最後の望みだった新聞記者の夢も絶たれ、札幌の情報通信会社に就職しました。当時は「東京に負けた」という思いでしたね。

――初めての社会人生活はどうでしたか。

入社してすぐ「これは無理だ」と悟りました。

労働組合の勧誘があり、「全員入らないとダメなんですか?」と聞いたら場の空気が凍って。

女性社員にだけ制服があったのですが、私はそれも着ませんでした。大人になってまで、人に着るものを決められるのが嫌だったんです。

上司に対しても「そんなことやって意味あるんですか? 時間の無駄じゃないですか」とかズケズケ言っちゃって。この会議長いな〜と口に出さないまでも、態度には出てたと思います。

職場のラジオ体操を拒否

――上司もヤバイ新入社員が来た、と思ったでしょうね。

職場でラジオ体操があって、就業5分前に始まるんですね。でも私はやりませんでした。

上司が「職場の和が乱れる」「みんなやってるんだから」と言ってくるから、「だったら業務時間内にやってください。それなら命令だと思ってやりますよ」と答えました。理屈っぽいですよね。

それでも「君はラジオ体操がどれだけ体にいいのか、わかっているのか」と言われて、全然話が噛み合わない(笑)

私はどうせやるなら、ラジオ体操も全力でしたいんですよ。スーツにヒールじゃなくて、ジャージにスニーカーとかで。

――学校でも会社でも、まったく集団になじめない。

当時、小樽の実家から札幌の会社まで高速バスで通勤していて。朝方バスに揺られながら、「私の人生、こんなハズじゃなかった」「どうしたら変えられるんだろう」「何者かになりたい」って、毎日そればっかり考えてました。

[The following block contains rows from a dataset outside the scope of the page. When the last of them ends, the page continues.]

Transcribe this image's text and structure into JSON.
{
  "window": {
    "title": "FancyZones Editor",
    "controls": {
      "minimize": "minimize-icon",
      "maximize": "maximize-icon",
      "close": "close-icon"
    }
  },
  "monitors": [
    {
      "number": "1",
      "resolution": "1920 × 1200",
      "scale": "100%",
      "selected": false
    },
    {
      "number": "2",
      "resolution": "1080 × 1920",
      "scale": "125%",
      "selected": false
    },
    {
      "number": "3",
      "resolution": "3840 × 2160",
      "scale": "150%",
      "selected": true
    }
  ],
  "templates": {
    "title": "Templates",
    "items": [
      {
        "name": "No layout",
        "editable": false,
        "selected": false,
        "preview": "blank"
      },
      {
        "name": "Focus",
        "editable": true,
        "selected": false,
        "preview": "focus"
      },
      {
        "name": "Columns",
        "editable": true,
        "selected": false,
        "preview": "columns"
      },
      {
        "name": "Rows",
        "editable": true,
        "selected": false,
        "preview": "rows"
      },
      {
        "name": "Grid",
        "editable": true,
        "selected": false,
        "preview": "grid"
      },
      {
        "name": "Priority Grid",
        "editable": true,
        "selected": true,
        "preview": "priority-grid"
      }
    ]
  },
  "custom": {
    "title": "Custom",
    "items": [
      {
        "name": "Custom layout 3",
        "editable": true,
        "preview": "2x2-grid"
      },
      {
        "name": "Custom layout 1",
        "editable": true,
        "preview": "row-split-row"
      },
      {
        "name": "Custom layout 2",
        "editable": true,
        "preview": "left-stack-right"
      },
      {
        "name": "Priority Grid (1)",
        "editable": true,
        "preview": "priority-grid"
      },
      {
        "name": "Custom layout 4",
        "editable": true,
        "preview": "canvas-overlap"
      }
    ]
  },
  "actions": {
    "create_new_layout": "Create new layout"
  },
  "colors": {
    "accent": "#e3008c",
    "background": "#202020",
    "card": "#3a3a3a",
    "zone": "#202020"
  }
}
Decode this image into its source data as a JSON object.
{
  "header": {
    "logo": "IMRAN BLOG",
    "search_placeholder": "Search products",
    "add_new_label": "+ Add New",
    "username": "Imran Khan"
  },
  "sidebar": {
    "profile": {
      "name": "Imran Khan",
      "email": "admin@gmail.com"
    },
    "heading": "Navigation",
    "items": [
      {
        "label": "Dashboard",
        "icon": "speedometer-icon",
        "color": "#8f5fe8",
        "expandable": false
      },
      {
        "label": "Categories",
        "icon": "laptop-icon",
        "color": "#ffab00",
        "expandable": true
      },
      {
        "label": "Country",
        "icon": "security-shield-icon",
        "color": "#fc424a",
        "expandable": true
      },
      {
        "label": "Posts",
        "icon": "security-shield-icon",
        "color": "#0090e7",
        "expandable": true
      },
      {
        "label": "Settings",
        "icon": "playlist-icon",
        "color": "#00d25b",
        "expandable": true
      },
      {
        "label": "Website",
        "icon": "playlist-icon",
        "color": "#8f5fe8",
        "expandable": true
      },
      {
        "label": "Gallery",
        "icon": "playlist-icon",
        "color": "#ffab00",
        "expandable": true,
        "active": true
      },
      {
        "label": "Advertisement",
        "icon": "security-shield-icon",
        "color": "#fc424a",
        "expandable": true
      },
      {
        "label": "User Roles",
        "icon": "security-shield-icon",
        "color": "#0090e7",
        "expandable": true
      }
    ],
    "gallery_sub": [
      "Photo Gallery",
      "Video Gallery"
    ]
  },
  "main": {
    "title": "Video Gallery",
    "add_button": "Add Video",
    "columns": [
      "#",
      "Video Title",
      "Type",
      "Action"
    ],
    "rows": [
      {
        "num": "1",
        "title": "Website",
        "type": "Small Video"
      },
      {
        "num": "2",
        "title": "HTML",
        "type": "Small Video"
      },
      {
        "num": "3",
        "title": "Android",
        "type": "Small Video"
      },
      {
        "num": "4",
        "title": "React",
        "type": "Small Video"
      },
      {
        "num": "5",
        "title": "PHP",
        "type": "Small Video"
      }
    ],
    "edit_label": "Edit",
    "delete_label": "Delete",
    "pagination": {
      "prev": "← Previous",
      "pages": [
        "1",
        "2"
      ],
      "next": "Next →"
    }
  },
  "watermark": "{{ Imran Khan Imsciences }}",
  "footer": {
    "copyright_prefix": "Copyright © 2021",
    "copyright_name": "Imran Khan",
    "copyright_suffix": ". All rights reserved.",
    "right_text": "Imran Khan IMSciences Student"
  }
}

海岸沿いを走るバスなんですけど、日本海だから演歌みたいな厳しい感じの海なんですよ。ドラゴン・アッシュの「陽はまたのぼりくりかえす」を聴きながら、涙を流してましたね。

好きな服を着て、好きな音楽を聴きたい

――「人生リセット」の意味がわかった気がします。そこから結婚して、弁護士を目指して。

弁護士の道を選んだのは、文科系で一番難しい資格だし、一生仕事ができるだろうと考えたから。組織に属さないで働けるのと、「何者かになりたい」という思いにもフィットしたんだと思います。

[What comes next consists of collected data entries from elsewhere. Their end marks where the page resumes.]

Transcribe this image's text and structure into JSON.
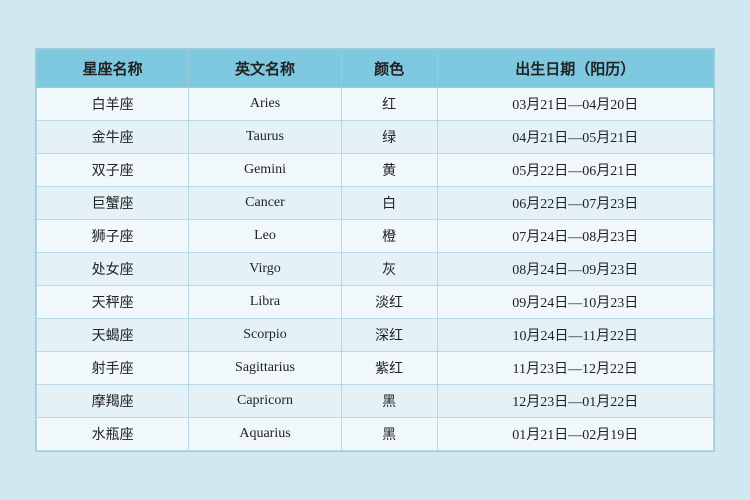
{
  "table": {
    "headers": [
      "星座名称",
      "英文名称",
      "颜色",
      "出生日期（阳历）"
    ],
    "rows": [
      [
        "白羊座",
        "Aries",
        "红",
        "03月21日—04月20日"
      ],
      [
        "金牛座",
        "Taurus",
        "绿",
        "04月21日—05月21日"
      ],
      [
        "双子座",
        "Gemini",
        "黄",
        "05月22日—06月21日"
      ],
      [
        "巨蟹座",
        "Cancer",
        "白",
        "06月22日—07月23日"
      ],
      [
        "狮子座",
        "Leo",
        "橙",
        "07月24日—08月23日"
      ],
      [
        "处女座",
        "Virgo",
        "灰",
        "08月24日—09月23日"
      ],
      [
        "天秤座",
        "Libra",
        "淡红",
        "09月24日—10月23日"
      ],
      [
        "天蝎座",
        "Scorpio",
        "深红",
        "10月24日—11月22日"
      ],
      [
        "射手座",
        "Sagittarius",
        "紫红",
        "11月23日—12月22日"
      ],
      [
        "摩羯座",
        "Capricorn",
        "黑",
        "12月23日—01月22日"
      ],
      [
        "水瓶座",
        "Aquarius",
        "黑",
        "01月21日—02月19日"
      ]
    ]
  }
}
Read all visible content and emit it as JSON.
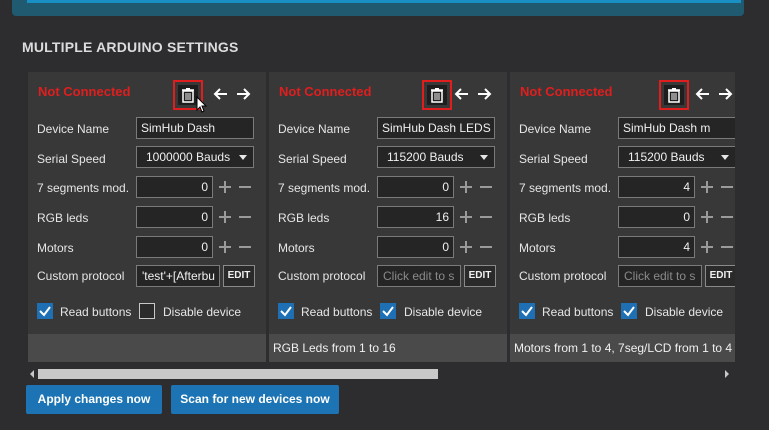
{
  "section": {
    "title": "MULTIPLE ARDUINO SETTINGS"
  },
  "labels": {
    "device_name": "Device Name",
    "serial_speed": "Serial Speed",
    "seven_segments": "7 segments mod.",
    "rgb_leds": "RGB leds",
    "motors": "Motors",
    "custom_protocol": "Custom protocol",
    "read_buttons": "Read buttons",
    "disable_device": "Disable device",
    "edit": "EDIT"
  },
  "cards": [
    {
      "status": "Not Connected",
      "device_name": "SimHub Dash",
      "serial_speed": "1000000 Bauds",
      "seven_segments": "0",
      "rgb_leds": "0",
      "motors": "0",
      "custom_protocol": "'test'+[Afterbu",
      "custom_protocol_placeholder": "",
      "read_buttons": true,
      "disable_device": false,
      "footer": ""
    },
    {
      "status": "Not Connected",
      "device_name": "SimHub Dash LEDS",
      "serial_speed": "115200 Bauds",
      "seven_segments": "0",
      "rgb_leds": "16",
      "motors": "0",
      "custom_protocol": "",
      "custom_protocol_placeholder": "Click edit to s",
      "read_buttons": true,
      "disable_device": true,
      "footer": "RGB Leds from 1 to 16"
    },
    {
      "status": "Not Connected",
      "device_name": "SimHub Dash m",
      "serial_speed": "115200 Bauds",
      "seven_segments": "4",
      "rgb_leds": "0",
      "motors": "4",
      "custom_protocol": "",
      "custom_protocol_placeholder": "Click edit to s",
      "read_buttons": true,
      "disable_device": true,
      "footer": "Motors from 1 to 4, 7seg/LCD from 1 to 4"
    }
  ],
  "scrollbar": {
    "position_fraction": 0.0
  },
  "buttons": {
    "apply": "Apply changes now",
    "scan": "Scan for new devices now"
  },
  "colors": {
    "accent": "#1c74b4",
    "status_red": "#e01e1e",
    "checkbox_on": "#1e6fb3"
  }
}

子どもの頃から社会不適合者で、画一的なものを押し付けられることに反発して。よく「反権力」みたいなイメージで見られるけど、そんなことない。全部に対して反抗的なだけなんです。

弁護士になるまで、それは私のダメなところだって言われ続けて来ました。でも、そういう性格じゃなかったら、タトゥーの裁判を闘おうとは思わなかったんじゃないかな。

だからこそ、偏見にさらされて世の中から排除されそうな人たちが我が事のように感じるし、寄り添いたいって思うんです。

私は好きな服を着て、好きな音楽を聴きたい。クラブでもタトゥーでも、人に迷惑を掛けない限りは自由じゃないですか。

――昔の亀石さんのように集団になじめずに鬱々としている人や、「何者か」になりたくて悶々としている人たちへメッセージをお願いします。

私はずっと「今いる場所が世界のすべてではない」と自分に言い聞かせてきました。ここで正しいとされていることが、本当に正しいとは限らない。

たとえ一人になったとしても、ちっぽけな世界で魂を売らない。

自分の好きな場所、好きな音楽、好きな言葉を信じる。どこかにあるはずの自分の居場所を探す。そんな風に生きてきた気がします。

大切なのは、自分がどういう人間なのか、よく考えること。一人になることを恐れず、自分らしくいるための勇気を持ってください。

(かめいし・みちこ) 1974年生まれ。北海道・小樽出身。1997年に東京女子大を卒業後、札幌の情報通信企業に就職 。2000年に退職し、大阪へ移る。2005年、大阪市立大法科大学院入学。2009年、大阪弁護士会に登録。2016年に法律事務所「エクラうめだ」を開設。